SceneResult determines the next transition.


Callbacks

enter(ctx)

Executed on step entry.

  • Used for messages and keyboards
  • Cancel button can be injected automatically

update(ctx)

Executed on any update while the step is active.

  • Runs before message and callbacks
  • Suitable for guards, timeouts, media
  • Return value controls navigation

message(ctx)

Triggered on text messages during the step.

callbacks[]

CallbackQuery handlers matched by regexp. The handler return value follows standard transition rules.


Scene Control

scenes.enter(ctx, scene)

Forces entering a scene step.

Behavior:

  • Writes to ctx.session.scene
  • Resolves step
  • Executes enter
  • Temporarily patches ctx.reply for cancel button injection

Manual Termination

ctx.session.scene = null;

Middleware

bot.use(session(...));
bot.use(scenes.middleware);

The middleware:

  • Resolves the active step
  • Dispatches updates to callbacks
  • Applies transitions

Must be registered after session middleware.


Step Navigation

Transitions are driven by callback return values.

Transitions

  • undefined, "next", ">" → next step
  • "prev", "<" → previous step
  • "stop", "exit", "!" → terminate scene
  • "^step" → jump within current scene
  • "^scene:step" → jump to another scene
  • { step } → absolute step
  • { scene: { title, step } } → absolute scene

Termination

Scene termination sets:

ctx.session.scene = null;

Options

Options are passed to the Scenes constructor and stored internally.

const scenes = new Scenes(scenes, options, DEV);

action:enter:redefinition:reply

Controls whether ctx.reply is temporarily patched during enter.

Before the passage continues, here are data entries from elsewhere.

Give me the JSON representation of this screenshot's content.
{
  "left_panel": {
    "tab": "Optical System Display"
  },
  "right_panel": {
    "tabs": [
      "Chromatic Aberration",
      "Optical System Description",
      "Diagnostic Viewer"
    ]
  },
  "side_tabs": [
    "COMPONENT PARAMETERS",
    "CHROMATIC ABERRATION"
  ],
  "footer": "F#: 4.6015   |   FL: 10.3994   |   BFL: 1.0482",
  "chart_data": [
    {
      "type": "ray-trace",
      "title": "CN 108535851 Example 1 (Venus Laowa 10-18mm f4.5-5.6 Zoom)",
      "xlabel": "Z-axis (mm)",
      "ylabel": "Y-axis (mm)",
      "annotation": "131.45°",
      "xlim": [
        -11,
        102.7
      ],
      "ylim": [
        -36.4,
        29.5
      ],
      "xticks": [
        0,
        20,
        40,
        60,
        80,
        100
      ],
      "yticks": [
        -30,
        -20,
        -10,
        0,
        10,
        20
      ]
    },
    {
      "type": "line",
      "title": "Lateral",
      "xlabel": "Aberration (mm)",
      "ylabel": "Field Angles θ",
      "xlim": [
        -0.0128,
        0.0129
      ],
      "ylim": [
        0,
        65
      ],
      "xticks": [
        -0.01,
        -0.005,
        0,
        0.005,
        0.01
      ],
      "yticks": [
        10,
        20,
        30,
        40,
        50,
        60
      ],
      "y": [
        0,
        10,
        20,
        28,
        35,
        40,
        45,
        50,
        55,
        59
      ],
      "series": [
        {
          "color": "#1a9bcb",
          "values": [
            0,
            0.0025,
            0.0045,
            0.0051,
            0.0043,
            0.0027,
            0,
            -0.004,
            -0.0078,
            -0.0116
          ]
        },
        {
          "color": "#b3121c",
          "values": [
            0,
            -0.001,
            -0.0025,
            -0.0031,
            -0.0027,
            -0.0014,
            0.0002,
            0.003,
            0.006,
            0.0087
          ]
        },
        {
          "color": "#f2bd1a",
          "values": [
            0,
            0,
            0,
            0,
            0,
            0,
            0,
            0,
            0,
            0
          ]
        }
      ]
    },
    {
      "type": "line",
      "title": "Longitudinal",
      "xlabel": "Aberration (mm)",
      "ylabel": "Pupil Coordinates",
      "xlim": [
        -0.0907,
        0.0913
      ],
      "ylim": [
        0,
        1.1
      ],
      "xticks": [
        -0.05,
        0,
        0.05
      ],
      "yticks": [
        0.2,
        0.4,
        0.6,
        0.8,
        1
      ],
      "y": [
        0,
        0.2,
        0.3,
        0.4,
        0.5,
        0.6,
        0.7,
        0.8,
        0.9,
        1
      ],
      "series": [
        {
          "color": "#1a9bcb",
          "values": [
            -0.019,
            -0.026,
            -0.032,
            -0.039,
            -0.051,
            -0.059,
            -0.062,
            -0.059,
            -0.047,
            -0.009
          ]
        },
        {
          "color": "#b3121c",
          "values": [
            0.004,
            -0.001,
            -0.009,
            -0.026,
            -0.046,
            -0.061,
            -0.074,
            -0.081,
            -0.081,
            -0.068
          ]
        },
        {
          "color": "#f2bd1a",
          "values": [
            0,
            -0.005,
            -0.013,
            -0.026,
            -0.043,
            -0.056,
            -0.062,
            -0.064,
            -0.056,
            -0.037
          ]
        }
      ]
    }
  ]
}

When enabled, all ctx.reply calls inside enter:

  • preserve existing inline keyboards
  • automatically append the cancel button (if enabled)
{
    ["action:enter:redefinition:reply"]: {
        enabled: true,
    },
}

Disable this option if you want full manual control over ctx.reply behavior inside enter.

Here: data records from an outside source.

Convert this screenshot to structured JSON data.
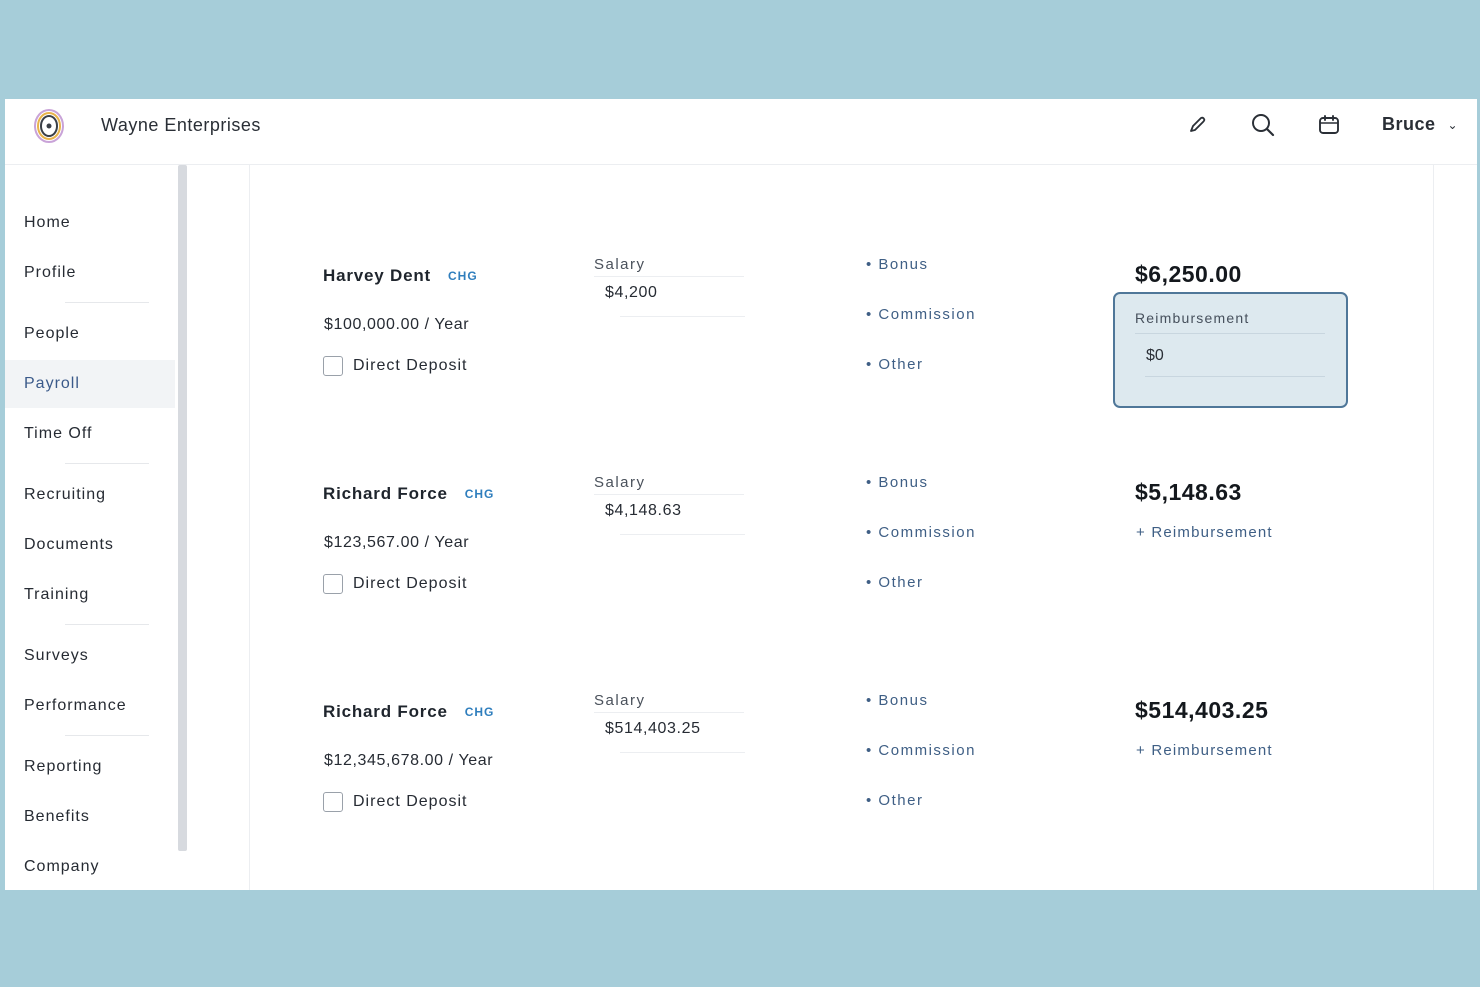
{
  "header": {
    "company": "Wayne Enterprises",
    "user": "Bruce",
    "icons": [
      "pencil-icon",
      "search-icon",
      "calendar-icon",
      "chevron-down-icon"
    ]
  },
  "sidebar": {
    "items": [
      {
        "label": "Home"
      },
      {
        "label": "Profile"
      },
      {
        "label": "People"
      },
      {
        "label": "Payroll",
        "active": true
      },
      {
        "label": "Time Off"
      },
      {
        "label": "Recruiting"
      },
      {
        "label": "Documents"
      },
      {
        "label": "Training"
      },
      {
        "label": "Surveys"
      },
      {
        "label": "Performance"
      },
      {
        "label": "Reporting"
      },
      {
        "label": "Benefits"
      },
      {
        "label": "Company"
      }
    ]
  },
  "payroll": {
    "salary_label": "Salary",
    "direct_deposit_label": "Direct Deposit",
    "bonus_label": "• Bonus",
    "commission_label": "• Commission",
    "other_label": "• Other",
    "reimbursement_link": "+ Reimbursement",
    "reimbursement_field_label": "Reimbursement",
    "rows": [
      {
        "name": "Harvey Dent",
        "badge": "CHG",
        "annual": "$100,000.00 / Year",
        "salary": "$4,200",
        "net": "$6,250.00",
        "reimbursement_value": "$0"
      },
      {
        "name": "Richard Force",
        "badge": "CHG",
        "annual": "$123,567.00 / Year",
        "salary": "$4,148.63",
        "net": "$5,148.63"
      },
      {
        "name": "Richard Force",
        "badge": "CHG",
        "annual": "$12,345,678.00 / Year",
        "salary": "$514,403.25",
        "net": "$514,403.25"
      }
    ]
  },
  "colors": {
    "backdrop": "#a6cdd9",
    "accent_link": "#3f5f85",
    "badge": "#2f7ebd",
    "reimbursement_box_bg": "#dde9ef",
    "reimbursement_box_border": "#4f7799"
  }
}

inline_keyboard:scene:cancel

Automatically injects a cancel button into all enter replies.

{
    ["inline_keyboard:scene:cancel"]: {
        enabled: true,

        component: {
            text: "Cancel",
            callback_data: "scene:cancel",
        },
    },
}

Notes:

  • Only affects enter(ctx) replies
  • Does not implement cancellation logic
  • The handler for scene:cancel is user-defined

Accessing Options at Runtime

Options passed to Scenes are stored internally and can be accessed via scenes.option(name).

This is useful when you need to reuse option configuration (for example, the cancel button component) outside of the scene lifecycle.

Example:

const cancel = scenes.option("inline_keyboard:scene:cancel");

if (cancel?.enabled) {
    console.log(cancel.component);
    // { text: 'Cancel', callback_data: 'scene:cancel' }
};

Notes:

  • Returns null if the option is not defined
  • The returned object is not cloned; treat it as read-only

API

new Scenes(scenes, options, DEV?)

Creates a scene manager backed by ScenesMiddleware.

Exports:

  • scenes.middleware
  • scenes.enter(ctx, scene)
  • scenes.option(name)

DEV mode

When DEV is set to true, the middleware prints warnings to the console if:

  • a transition points to a missing step
  • there is no next / previous step in a scene

This mode is intended for development and debugging only.